Mi última semana de hospitalizacion, luego de salir de cirugía, fue en una habitación compartida con un joven de unos 20 años de edad. Tenía un aneurisma y lo iban a operar.
Al llegar, lo saludé y le pregunte su nombre. Ese primer día, mi hijo estaba conmigo. Yo no podía hacer cosa alguna por mi cuenta. Mi hijo estaba a cargo. Me llevaba, me traía, me acompañaba al baño, me secaba. Estaba al tanto.
Ese joven se encontraba solo. Nadie lo visitaba o acompañaba. Mi hijo me asistía en todo y este muchacho veía lo que pasaba entre mi hijo y yo. Sin embargo, en una salida de mi hijo a almorzar, le pregunté por la familia. Solo atinó a contestarme:
- Yo no haría con mi papa lo que hace su hijo. Se ve que lo quiere mucho
- ¿Y tu papá?
- No merece nada. Es un mal padre
Con esas palabras, me quedé en silencio total. No sabia qué ni cómo decirle algo. Me cerró todas las posibilidades. Sin embargo le dije:
- Uno como padre comete muchos errores. Mi hijo lo sabe
- Sí, puede ser. Pero el mío es diferente. Es un mal padre y no quiero hablar de él.
Otra vez me dejó en silenció.
Cuando mi hijo regresó, escuchó algo y se fue donde este joven. Tenía en su celular un juego que los dos conocían y empezaron a conversar, a jugar. Eso me alegró demasiado. Al menos tenia con quién compartir.
En la noche, podíamos tener compañía y además, la clínica veía necesario el que los pacientes del piso donde estábamos, tuviésemos a alguien que estuviese pendiente de los pacientes.

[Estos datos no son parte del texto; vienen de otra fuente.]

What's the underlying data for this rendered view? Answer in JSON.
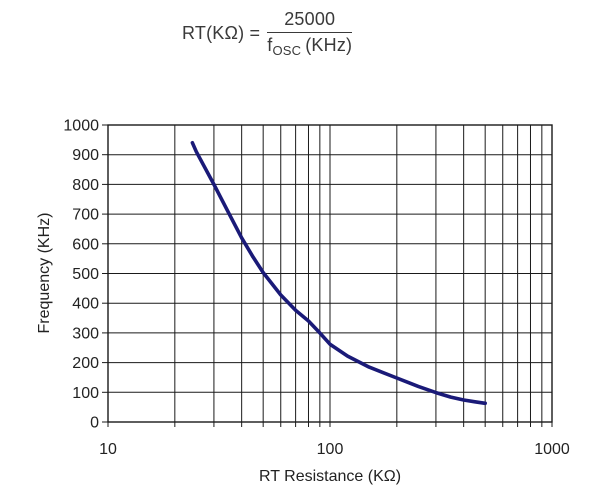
{
  "formula": {
    "lhs": "RT(KΩ) =",
    "numerator": "25000",
    "den_base": "f",
    "den_sub": "OSC",
    "den_unit": "(KHz)"
  },
  "chart_data": {
    "type": "line",
    "title": "",
    "xlabel": "RT Resistance (KΩ)",
    "ylabel": "Frequency (KHz)",
    "x_scale": "log",
    "xlim": [
      10,
      1000
    ],
    "ylim": [
      0,
      1000
    ],
    "x_ticks": [
      10,
      100,
      1000
    ],
    "x_tick_labels": [
      "10",
      "100",
      "1000"
    ],
    "y_ticks": [
      0,
      100,
      200,
      300,
      400,
      500,
      600,
      700,
      800,
      900,
      1000
    ],
    "grid": true,
    "legend_position": "none",
    "line_color": "#1a1a78",
    "grid_color": "#1a1a1a",
    "text_color": "#222222",
    "series": [
      {
        "name": "oscillator-frequency-vs-rt",
        "x": [
          24,
          25,
          30,
          35,
          40,
          45,
          50,
          60,
          70,
          80,
          90,
          100,
          120,
          150,
          200,
          250,
          300,
          350,
          400,
          450,
          500
        ],
        "y": [
          940,
          910,
          800,
          703,
          620,
          556,
          503,
          428,
          376,
          340,
          300,
          262,
          222,
          185,
          148,
          120,
          99,
          84,
          74,
          68,
          63
        ]
      }
    ]
  }
}
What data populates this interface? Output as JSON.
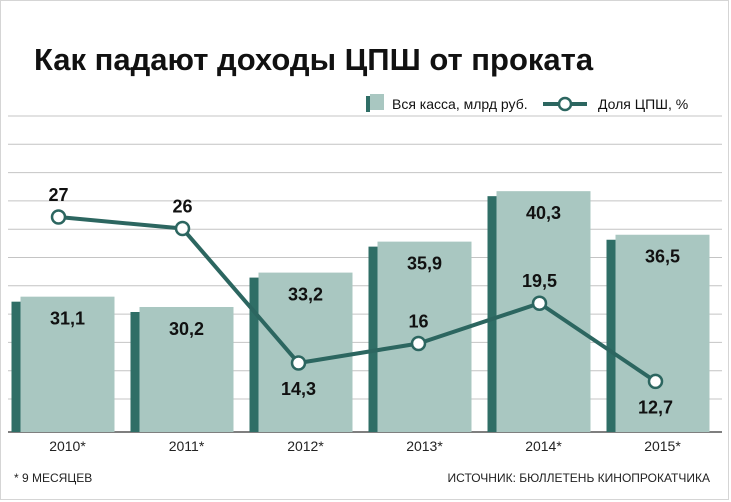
{
  "title": "Как падают доходы ЦПШ от проката",
  "legend": {
    "bars_label": "Вся касса, млрд руб.",
    "line_label": "Доля ЦПШ, %"
  },
  "colors": {
    "bar_face": "#a9c7c1",
    "bar_side": "#2f6e66",
    "line": "#2c6660",
    "grid": "#c4c4c4"
  },
  "footnote": "* 9 МЕСЯЦЕВ",
  "source": "ИСТОЧНИК: БЮЛЛЕТЕНЬ КИНОПРОКАТЧИКА",
  "chart_data": {
    "type": "bar",
    "title": "Как падают доходы ЦПШ от проката",
    "categories": [
      "2010*",
      "2011*",
      "2012*",
      "2013*",
      "2014*",
      "2015*"
    ],
    "series": [
      {
        "name": "Вся касса, млрд руб.",
        "type": "bar",
        "values": [
          31.1,
          30.2,
          33.2,
          35.9,
          40.3,
          36.5
        ],
        "labels": [
          "31,1",
          "30,2",
          "33,2",
          "35,9",
          "40,3",
          "36,5"
        ]
      },
      {
        "name": "Доля ЦПШ, %",
        "type": "line",
        "values": [
          27,
          26,
          14.3,
          16,
          19.5,
          12.7
        ],
        "labels": [
          "27",
          "26",
          "14,3",
          "16",
          "19,5",
          "12,7"
        ]
      }
    ],
    "bar_axis_range": [
      19.3,
      44.5
    ],
    "line_axis_range": [
      8.3,
      35.7
    ],
    "grid": true,
    "legend_position": "top-right"
  }
}
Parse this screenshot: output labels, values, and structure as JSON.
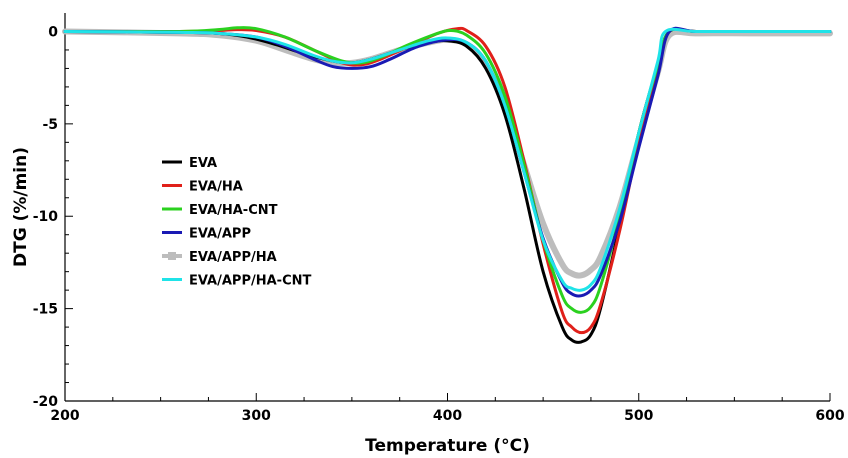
{
  "chart_data": {
    "type": "line",
    "xlabel": "Temperature (°C)",
    "ylabel": "DTG (%/min)",
    "xlim": [
      200,
      600
    ],
    "ylim": [
      -20,
      1
    ],
    "x_ticks": [
      200,
      300,
      400,
      500,
      600
    ],
    "y_ticks": [
      0,
      -5,
      -10,
      -15,
      -20
    ],
    "grid": false,
    "legend_position": "left-center",
    "series": [
      {
        "name": "EVA",
        "color": "#000000",
        "x": [
          200,
          260,
          280,
          295,
          310,
          325,
          340,
          350,
          360,
          375,
          390,
          400,
          410,
          420,
          430,
          440,
          450,
          460,
          465,
          470,
          475,
          480,
          490,
          500,
          510,
          516,
          530,
          560,
          600
        ],
        "y": [
          0,
          -0.05,
          -0.1,
          -0.3,
          -0.7,
          -1.2,
          -1.6,
          -1.7,
          -1.5,
          -1.0,
          -0.6,
          -0.5,
          -0.8,
          -2.0,
          -4.5,
          -8.5,
          -13.0,
          -16.0,
          -16.7,
          -16.8,
          -16.4,
          -15.0,
          -10.5,
          -5.5,
          -1.8,
          0,
          0,
          0,
          0
        ]
      },
      {
        "name": "EVA/HA",
        "color": "#e0201a",
        "x": [
          200,
          260,
          280,
          290,
          300,
          315,
          330,
          345,
          355,
          365,
          380,
          395,
          405,
          410,
          420,
          430,
          440,
          450,
          460,
          465,
          470,
          475,
          480,
          490,
          500,
          510,
          516,
          530,
          560,
          600
        ],
        "y": [
          0,
          0,
          0.05,
          0.1,
          0.05,
          -0.3,
          -1.0,
          -1.7,
          -1.8,
          -1.5,
          -0.8,
          -0.1,
          0.15,
          0.05,
          -0.8,
          -3.0,
          -7.0,
          -11.5,
          -15.2,
          -16.0,
          -16.3,
          -16.0,
          -14.8,
          -10.8,
          -6.0,
          -2.0,
          0,
          0,
          0,
          0
        ]
      },
      {
        "name": "EVA/HA-CNT",
        "color": "#2bd11f",
        "x": [
          200,
          260,
          280,
          290,
          300,
          315,
          330,
          345,
          355,
          365,
          380,
          395,
          402,
          410,
          420,
          430,
          440,
          450,
          460,
          465,
          470,
          475,
          480,
          490,
          500,
          510,
          516,
          530,
          560,
          600
        ],
        "y": [
          0,
          0,
          0.1,
          0.2,
          0.15,
          -0.3,
          -1.0,
          -1.6,
          -1.7,
          -1.4,
          -0.7,
          -0.1,
          0.05,
          -0.2,
          -1.2,
          -3.5,
          -7.2,
          -11.3,
          -14.3,
          -15.0,
          -15.2,
          -14.9,
          -13.8,
          -10.0,
          -5.5,
          -1.8,
          0,
          0,
          0,
          0
        ]
      },
      {
        "name": "EVA/APP",
        "color": "#1a1ab4",
        "x": [
          200,
          260,
          280,
          300,
          315,
          330,
          340,
          350,
          360,
          370,
          385,
          400,
          410,
          420,
          430,
          440,
          450,
          460,
          465,
          470,
          475,
          480,
          490,
          500,
          510,
          516,
          530,
          560,
          600
        ],
        "y": [
          0,
          -0.05,
          -0.1,
          -0.3,
          -0.8,
          -1.5,
          -1.9,
          -2.0,
          -1.9,
          -1.5,
          -0.8,
          -0.45,
          -0.6,
          -1.6,
          -4.0,
          -7.6,
          -11.2,
          -13.6,
          -14.2,
          -14.3,
          -14.0,
          -13.2,
          -10.3,
          -6.3,
          -2.4,
          0,
          0,
          0,
          0
        ]
      },
      {
        "name": "EVA/APP/HA",
        "color": "#bdbdbd",
        "x": [
          200,
          260,
          280,
          300,
          315,
          330,
          340,
          350,
          360,
          375,
          390,
          400,
          410,
          420,
          430,
          440,
          450,
          460,
          465,
          470,
          475,
          480,
          490,
          500,
          510,
          516,
          530,
          560,
          600
        ],
        "y": [
          0,
          -0.1,
          -0.2,
          -0.5,
          -1.0,
          -1.5,
          -1.7,
          -1.7,
          -1.5,
          -1.0,
          -0.6,
          -0.45,
          -0.7,
          -1.8,
          -4.0,
          -7.2,
          -10.4,
          -12.6,
          -13.1,
          -13.2,
          -12.9,
          -12.2,
          -9.5,
          -5.8,
          -2.2,
          -0.2,
          -0.1,
          -0.1,
          -0.1
        ]
      },
      {
        "name": "EVA/APP/HA-CNT",
        "color": "#1fe3e8",
        "x": [
          200,
          260,
          280,
          300,
          315,
          330,
          340,
          350,
          360,
          375,
          390,
          400,
          410,
          420,
          430,
          440,
          450,
          460,
          465,
          470,
          475,
          480,
          490,
          500,
          510,
          514,
          530,
          560,
          600
        ],
        "y": [
          0,
          -0.05,
          -0.1,
          -0.3,
          -0.7,
          -1.3,
          -1.6,
          -1.7,
          -1.5,
          -1.0,
          -0.5,
          -0.35,
          -0.6,
          -1.6,
          -4.0,
          -7.6,
          -11.3,
          -13.5,
          -13.9,
          -14.0,
          -13.7,
          -12.8,
          -9.6,
          -5.5,
          -1.6,
          0,
          0,
          0,
          0
        ]
      }
    ]
  }
}
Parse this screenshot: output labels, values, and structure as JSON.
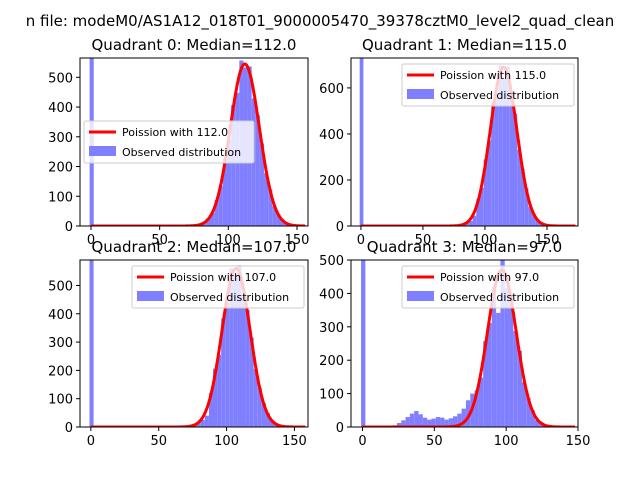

Cada noche, yo tenia compañía, pero como cosa curiosa, nadie se quedaba con el joven. Le ofrecimos nuestro apoyo y colaboración para cuando lo requiriera.
Al darme salida, él quedó allí. Nos despedimos, pero regresé a casa con la tristeza de no haberle tomado su número telefónico, pues estaba dispuesto a conversar con él cuando quisiera.
Días después, volvimos a un control relacionado con la operación. Estando allí, en la consulta, se asomó un joven e inmediatamente lo reconocí. Lo abracé y le pedí su número. Le pregunté lo relacionado con su operación y su respuesta fue buena. Le fue bien y ya tenia salida. Me alegré enormemente y le inquirí por su familia. Estaba haciendo todo solo, pues nadie lo quiso acompañar.
Al regreso de la clínica, me preguntaba sobre cuántos jóvenes están inmersos en la soledad y cuántos sienten lo que ese joven.
Me duelen todavía sus palabras, pero verlo tan solo durante esos días y noches, sin acompañamiento de su familia, me produce escalofrío.
No abandonemos los jóvenes a que vivan en soledad. Los lleva a la desesperación y en este caso, al rencor con sus padres. Los jóvenes merecen mucho afecto.